Obama will hold talks with Shinzo Abe at the
Oval Office on Tuesday to discuss US rebalance to the Asia-Pacific
region as well as a Trans-Pacific Partnership trade agreement — a
12-nation deal to liberalize commerce around the Pacific rim.
On
Monday afternoon, the US president played guide while taking his guest
on an unannounced tour of the Lincoln Memorial on the western end of the
National Mall in Washington, DC.
During their White House
meeting, Obama and Abe will try to build political momentum to lessen
resistance to the Pacific trade deal in both Japan and the United
States.
US
President Barack Obama (L) and Japan's Prime Minister Shinzo Abe visit
the Lincoln Memorial in on April 27, 2015. (AFP photo)
Obama
has undertaken an effort to “pivot” US economic and military resources
to Asia and has argued that without the trade agreement, China will step
into the breach.
"If we don't write the rules, China will write the rules out in that region," Obama said earlier in an interview with The Wall Street Journal. "We will be shut out — American businesses, American agriculture. That will mean a loss of US jobs."

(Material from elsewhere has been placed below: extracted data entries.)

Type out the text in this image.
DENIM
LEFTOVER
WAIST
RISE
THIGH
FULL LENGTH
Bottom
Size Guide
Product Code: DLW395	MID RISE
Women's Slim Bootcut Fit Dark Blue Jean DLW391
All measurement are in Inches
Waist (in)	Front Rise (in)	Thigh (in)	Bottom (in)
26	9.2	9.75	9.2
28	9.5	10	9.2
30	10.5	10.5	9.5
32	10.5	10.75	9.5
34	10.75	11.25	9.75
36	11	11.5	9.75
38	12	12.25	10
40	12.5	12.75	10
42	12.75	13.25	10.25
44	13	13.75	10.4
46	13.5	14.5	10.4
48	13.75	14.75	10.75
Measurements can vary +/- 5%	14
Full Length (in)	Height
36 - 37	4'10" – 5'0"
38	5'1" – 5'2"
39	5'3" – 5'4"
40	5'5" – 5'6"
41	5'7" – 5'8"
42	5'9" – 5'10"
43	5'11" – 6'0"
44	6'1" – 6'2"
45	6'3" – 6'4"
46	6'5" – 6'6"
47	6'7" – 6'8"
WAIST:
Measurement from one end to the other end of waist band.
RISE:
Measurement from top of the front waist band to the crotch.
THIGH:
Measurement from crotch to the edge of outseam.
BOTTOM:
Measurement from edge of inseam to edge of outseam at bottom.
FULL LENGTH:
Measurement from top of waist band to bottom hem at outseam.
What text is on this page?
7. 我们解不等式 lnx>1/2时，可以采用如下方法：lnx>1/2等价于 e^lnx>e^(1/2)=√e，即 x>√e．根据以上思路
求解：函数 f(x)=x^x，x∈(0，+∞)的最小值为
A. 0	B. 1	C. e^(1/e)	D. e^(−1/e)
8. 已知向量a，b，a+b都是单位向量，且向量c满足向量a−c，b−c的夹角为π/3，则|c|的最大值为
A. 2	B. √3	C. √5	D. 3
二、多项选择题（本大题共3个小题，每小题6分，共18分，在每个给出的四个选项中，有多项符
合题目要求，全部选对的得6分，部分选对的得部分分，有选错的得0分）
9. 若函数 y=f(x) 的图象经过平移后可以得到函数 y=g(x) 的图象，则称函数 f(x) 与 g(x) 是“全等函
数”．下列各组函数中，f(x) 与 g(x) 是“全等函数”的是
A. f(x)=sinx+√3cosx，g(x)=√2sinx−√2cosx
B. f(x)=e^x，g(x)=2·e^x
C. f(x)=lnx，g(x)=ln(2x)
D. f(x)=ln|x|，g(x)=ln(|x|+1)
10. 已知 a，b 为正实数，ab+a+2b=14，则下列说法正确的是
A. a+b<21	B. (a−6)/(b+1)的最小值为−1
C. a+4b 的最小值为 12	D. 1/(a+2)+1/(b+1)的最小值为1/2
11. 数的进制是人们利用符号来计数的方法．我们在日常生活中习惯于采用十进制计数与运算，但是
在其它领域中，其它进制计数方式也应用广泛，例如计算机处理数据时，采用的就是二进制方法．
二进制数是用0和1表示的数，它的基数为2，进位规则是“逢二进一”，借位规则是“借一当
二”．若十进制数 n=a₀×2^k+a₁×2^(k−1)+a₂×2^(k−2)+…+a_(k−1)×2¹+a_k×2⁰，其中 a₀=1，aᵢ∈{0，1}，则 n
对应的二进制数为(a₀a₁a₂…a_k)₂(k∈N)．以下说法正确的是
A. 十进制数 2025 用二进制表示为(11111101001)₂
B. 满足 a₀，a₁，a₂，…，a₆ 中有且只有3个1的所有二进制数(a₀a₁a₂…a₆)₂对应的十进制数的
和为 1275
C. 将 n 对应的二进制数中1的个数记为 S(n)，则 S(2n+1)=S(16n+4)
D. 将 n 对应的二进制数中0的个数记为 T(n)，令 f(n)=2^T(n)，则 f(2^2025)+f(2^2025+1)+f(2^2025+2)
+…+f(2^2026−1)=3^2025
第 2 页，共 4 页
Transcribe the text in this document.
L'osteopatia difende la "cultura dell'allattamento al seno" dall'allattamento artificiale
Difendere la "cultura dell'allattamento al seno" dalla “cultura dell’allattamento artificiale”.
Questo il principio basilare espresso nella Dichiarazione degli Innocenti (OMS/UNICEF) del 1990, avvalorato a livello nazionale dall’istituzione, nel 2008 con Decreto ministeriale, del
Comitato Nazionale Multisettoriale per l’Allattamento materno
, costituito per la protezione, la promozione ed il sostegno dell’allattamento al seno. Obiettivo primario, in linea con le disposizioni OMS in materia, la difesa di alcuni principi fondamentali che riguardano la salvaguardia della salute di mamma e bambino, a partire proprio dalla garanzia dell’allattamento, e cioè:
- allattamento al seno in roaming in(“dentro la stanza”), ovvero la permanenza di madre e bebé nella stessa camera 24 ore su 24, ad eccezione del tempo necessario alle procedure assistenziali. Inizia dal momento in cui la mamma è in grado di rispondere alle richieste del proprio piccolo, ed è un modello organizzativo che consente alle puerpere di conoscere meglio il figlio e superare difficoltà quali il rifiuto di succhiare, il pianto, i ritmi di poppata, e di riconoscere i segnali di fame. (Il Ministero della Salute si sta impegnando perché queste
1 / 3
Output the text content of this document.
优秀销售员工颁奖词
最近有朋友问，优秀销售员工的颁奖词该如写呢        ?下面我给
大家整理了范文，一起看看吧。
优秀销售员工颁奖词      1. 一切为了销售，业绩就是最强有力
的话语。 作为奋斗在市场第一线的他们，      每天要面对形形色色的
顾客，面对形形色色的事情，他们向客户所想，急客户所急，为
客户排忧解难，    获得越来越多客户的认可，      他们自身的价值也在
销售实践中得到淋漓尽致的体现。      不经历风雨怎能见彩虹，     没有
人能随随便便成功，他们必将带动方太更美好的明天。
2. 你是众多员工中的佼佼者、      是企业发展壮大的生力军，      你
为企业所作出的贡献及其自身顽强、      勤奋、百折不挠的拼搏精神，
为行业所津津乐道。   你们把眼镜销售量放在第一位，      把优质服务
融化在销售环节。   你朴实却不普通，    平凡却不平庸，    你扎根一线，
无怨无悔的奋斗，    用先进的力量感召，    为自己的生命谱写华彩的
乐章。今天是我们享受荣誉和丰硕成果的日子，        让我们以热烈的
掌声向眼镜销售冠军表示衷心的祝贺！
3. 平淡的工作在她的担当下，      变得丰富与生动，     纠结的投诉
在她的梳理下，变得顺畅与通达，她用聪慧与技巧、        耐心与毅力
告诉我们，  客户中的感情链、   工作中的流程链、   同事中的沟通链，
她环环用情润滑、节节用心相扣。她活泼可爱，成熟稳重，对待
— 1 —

Obama and Abe will also talk about ways to boost the Japan-US military alliance, with China again looming in the background.
The
Japanese and American foreign and defense ministers also held meetings
in New York, where they revised defense guidelines focused on bolstering
Japan’s military capability amid growing tensions with China in
disputed waters in the East and South China Sea.
From
left to right: Japanese Minister of Defense Gen Nakatani; Japanese
Minister of Foreign Affairs Fumio Kishida; US Secretary of State John
Kerry and US Secretary of Defense Ashton Carter attend a press
conference in New York City on April 27, 2015.
The
new rules, which build on Japan's missile defense, mine sweeping and
ship inspections, are the first revisions of the US-Japan defense
cooperation in 18 years.
In addition to Washington, Abe plans to visit Boston, San Francisco and Los Angeles during his visit.